May 23, 2022

SEBI Watch: Focus on liquidity impact on IPOs may yield better result

20-May-2022

In a speech in February, the then Securities and Exchange Board of India Chairman, Ajay Tyagi, remarked that the appropriateness of valuation of new-age, loss-making companies coming out with initial public offerings was being debated intensely among stakeholders.

These debates appear to have picked up pace in recent weeks with the IPO frenzy fizzling out in line with the fall in secondary market equity indices.

Even in the case of the large IPO of Life Insurance Corp of India, the government had to bring down the valuation in order for the issue to scrape through.

The post-issue share performance of recent high-profile IPOs such as Zomato and Paytm have disappointed retail investors.

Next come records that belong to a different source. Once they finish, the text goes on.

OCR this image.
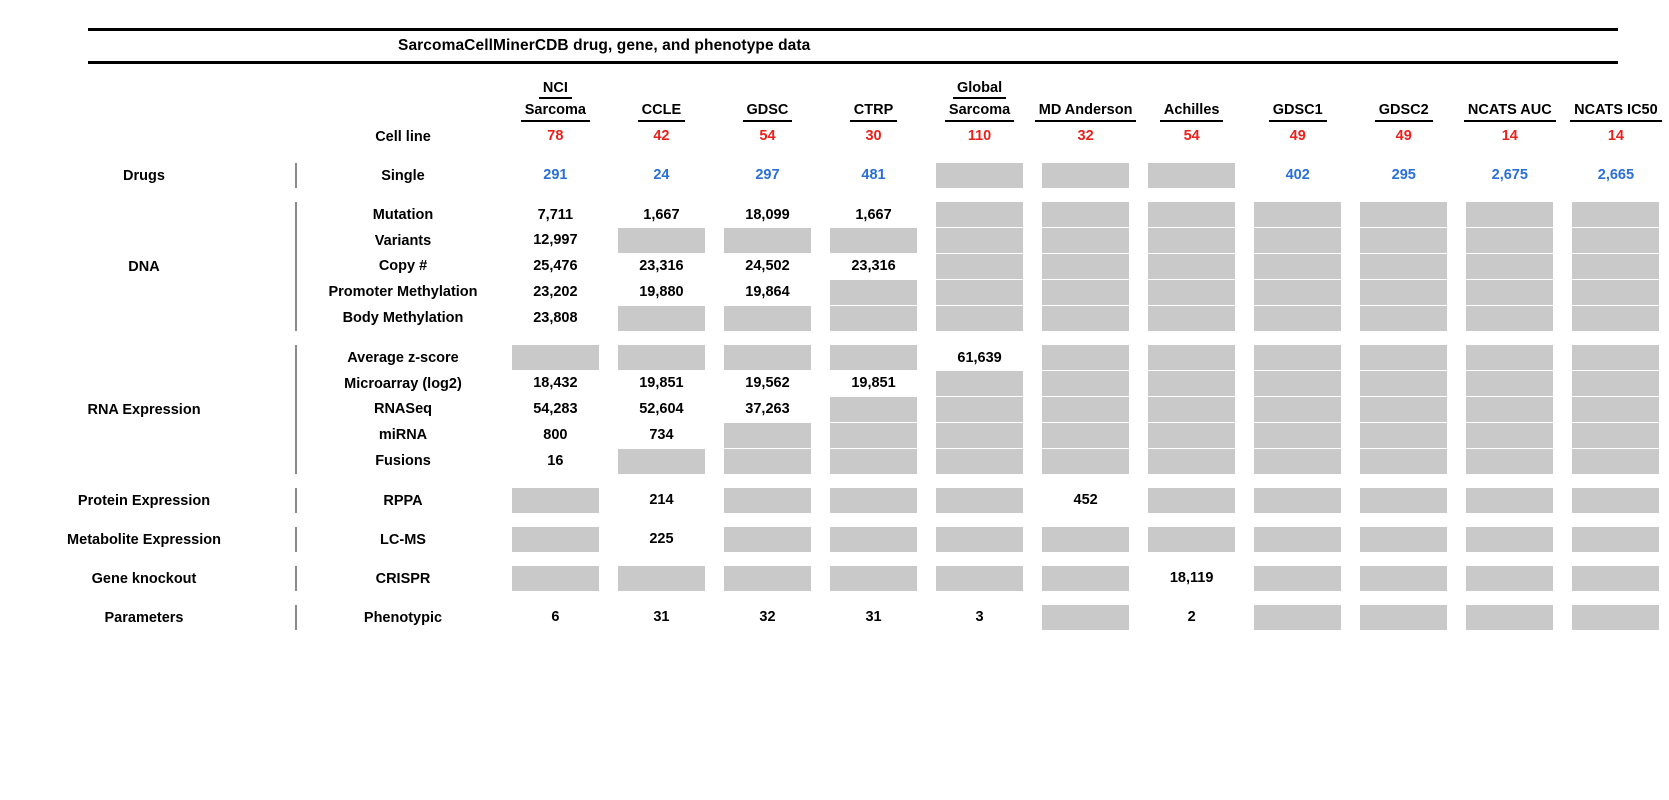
SarcomaCellMinerCDB drug, gene, and phenotype data
			NCI				Global						
			Sarcoma	CCLE	GDSC	CTRP	Sarcoma	MD Anderson	Achilles	GDSC1	GDSC2	NCATS AUC	NCATS IC50
		Cell line	78	42	54	30	110	32	54	49	49	14	14

Drugs		Single	291	24	297	481				402	295	2,675	2,665

DNA		Mutation	7,711	1,667	18,099	1,667							

		Variants	12,997										

		Copy #	25,476	23,316	24,502	23,316							

		Promoter Methylation	23,202	19,880	19,864								

		Body Methylation	23,808										

RNA Expression		Average z-score					61,639						

		Microarray (log2)	18,432	19,851	19,562	19,851							

		RNASeq	54,283	52,604	37,263								

		miRNA	800	734									

		Fusions	16										

Protein Expression		RPPA		214				452					

Metabolite Expression		LC-MS		225									

Gene knockout		CRISPR							18,119				

Parameters		Phenotypic	6	31	32	31	3		2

A report in Mint on Wednesday said that SEBI was currently having internal discussions on why recent high-profile IPOs were trading below their issue price. It said that SEBI was also telling IPO aspirants to reconsider their valuations.

Over the last one year, the stock market regulator has strengthened the disclosure requirements by companies in their red herring prospectuses for IPOs, and also tweaked other norms around exit of large shareholders through the offer for sale route.

These changes have mostly focused on the new-age companies.

The debate inside SEBI on IPO valuations is fine but the fact that they are high is known to investors, including the retail and other individual investors. Even anchor investors who are qualified institutional buyers and for whom a portion of the IPO is reserved are not oblivious to it.

The problem is not that of lack of awareness.

Investors, of all size, are flush with funds to invest and desperate for quick returns from listing gains.

For investors, with not enough funds to subscribe into IPOs, brokerage houses and non-banking finance companies have supplied easy money. 

The IPO market started heating up in the middle of 2020. Since the liquidity in the investment ecosystem was near all-time highs at that time the issues were getting subscribed in high multiples and also delivering significant listing gains.

Investment bankers took advantage of this and prodded unlisted companies and their private equity investors to cash in on the IPO boom.

Ultra-short term return-hunting traders are always on the prowl in secondary market trading on the stock exchanges. During periods of primary market boom they get another market to play in.

Retail investors are lured by the promise of high and quick returns.

These factors have played out in IPOs in the last 18 months.

SEBI has done everything in its capacity to improve measures at the level of disclosures on corporate fundamentals. But it has stopped short of measures to control leverage and liquidity in IPO subscriptions.

SEBI must explore measures to curb recklessness in IPO financing by brokers and NBFCs. Such financing is also seen in the pre-listing IPO grey market.

The leverage available to ultra-short term investors is substantially high. The market regulator will not hurt anyone if this is tempered.

Further, the rush for returns has its own rolling mass effect. Retail investors subscribe to IPOs in larger quantity in order to improve their chances of getting allotment and this feeds on itself leading to higher over-subscription multiples.

SEBI must, therefore, review the allotment process to deter such frantic investments. If there is a way to assure a minimum level of allotment to each subscriber it must be quickly implemented.

SEBI must also consider extending the lock-in period for anchor investors. Their subscription in an IPO, before it opens for public investors, has bearing on the latter.

A longer lock-in period will indicate that anchor investors are committed for a longer time and that will provide a better signalling effect at the time of IPO.

Usually, regulators avoid fiddling with valuations in the market. The market must be let free to decide. The demand-supply dynamics may not always be what the regulator wants.

Any fizzling out of issues in the primary market ought not to be the regulator’s worry. Markets ebb and flow. It is a natural cycle.

The market regulator must only ensure that the processes that grease the market ecosystem are not gamed and manipulated.